If power really is an aphrodisiac, then Putin is more powerful than Superman and the smell of a hobo’s taint in August… combined. He’s that good. For God’s sake, the man’s penis is actually a sticking point in international missile agreements. And by “sticking point”, I mean Bill isn’t the only Clinton who knows how to get down. It wasn’t Obama or general statesmanship that led to a potential new warhead treaty between the U.S. and Russia… it was sweaty, awkward, vodka-fueled Hillary-lovin’ that brought our country to the bargaining table and our Secretary of State to the threshold of quivering, sensible-shoe-wearing ecstasy.
(You read it here, first.)

Here we observe what appears to be the sea god Neptune breaking the surface to bestow upon us the majesty of his physical form. Oh, wait... that's just Putin, coming up for air after diving to the bottom of the world's deepest lake to retrieve a woman's toe ring.
At the rate Putin is going, when he croaks, the Russians will skip giving him the whole Washington Monument symbolism treatment and just erect a giant marble dong in the middle of Red Square.
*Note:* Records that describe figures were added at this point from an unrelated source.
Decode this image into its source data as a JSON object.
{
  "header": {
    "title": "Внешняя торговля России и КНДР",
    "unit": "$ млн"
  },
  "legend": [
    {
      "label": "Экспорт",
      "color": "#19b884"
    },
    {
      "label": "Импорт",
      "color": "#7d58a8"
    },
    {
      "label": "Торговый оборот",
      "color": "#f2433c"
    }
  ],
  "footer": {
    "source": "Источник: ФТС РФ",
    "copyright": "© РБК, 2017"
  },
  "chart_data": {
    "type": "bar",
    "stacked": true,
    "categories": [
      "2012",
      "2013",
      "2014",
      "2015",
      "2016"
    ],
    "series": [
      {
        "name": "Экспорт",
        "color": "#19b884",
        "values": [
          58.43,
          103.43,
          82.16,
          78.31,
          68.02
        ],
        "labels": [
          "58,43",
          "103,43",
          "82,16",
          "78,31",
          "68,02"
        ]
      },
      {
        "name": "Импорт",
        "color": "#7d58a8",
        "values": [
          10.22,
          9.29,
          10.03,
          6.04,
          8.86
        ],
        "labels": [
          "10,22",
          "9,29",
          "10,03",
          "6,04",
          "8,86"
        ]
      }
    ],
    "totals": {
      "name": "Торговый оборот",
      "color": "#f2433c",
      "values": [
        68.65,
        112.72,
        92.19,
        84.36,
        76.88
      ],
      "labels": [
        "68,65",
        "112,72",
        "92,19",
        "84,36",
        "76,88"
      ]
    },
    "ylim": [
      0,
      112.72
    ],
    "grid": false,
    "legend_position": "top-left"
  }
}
Note that I didn’t say “carve a giant marble dong”, since they could probably just use the man’s native equipment.
And that’s assuming he even bothers to die, which is no sure thing. According to old Politburo files that were recently declassified by order of my imagination, by the age of twenty-three, Vladimir’s body was “…perfectly preserved –almost embalmed– by the mix of bear’s blood and yeti testosterone that courses through his veins and powers this engine of sexual destruction in the shape of a human male.”

After his years serving in the KGB, Vlad knows over eighty ways to kill you. His favorite? Softly, with his song.
Make no mistake, females of Earth: you are on notice. His baby borscht is coming to a cervix near you.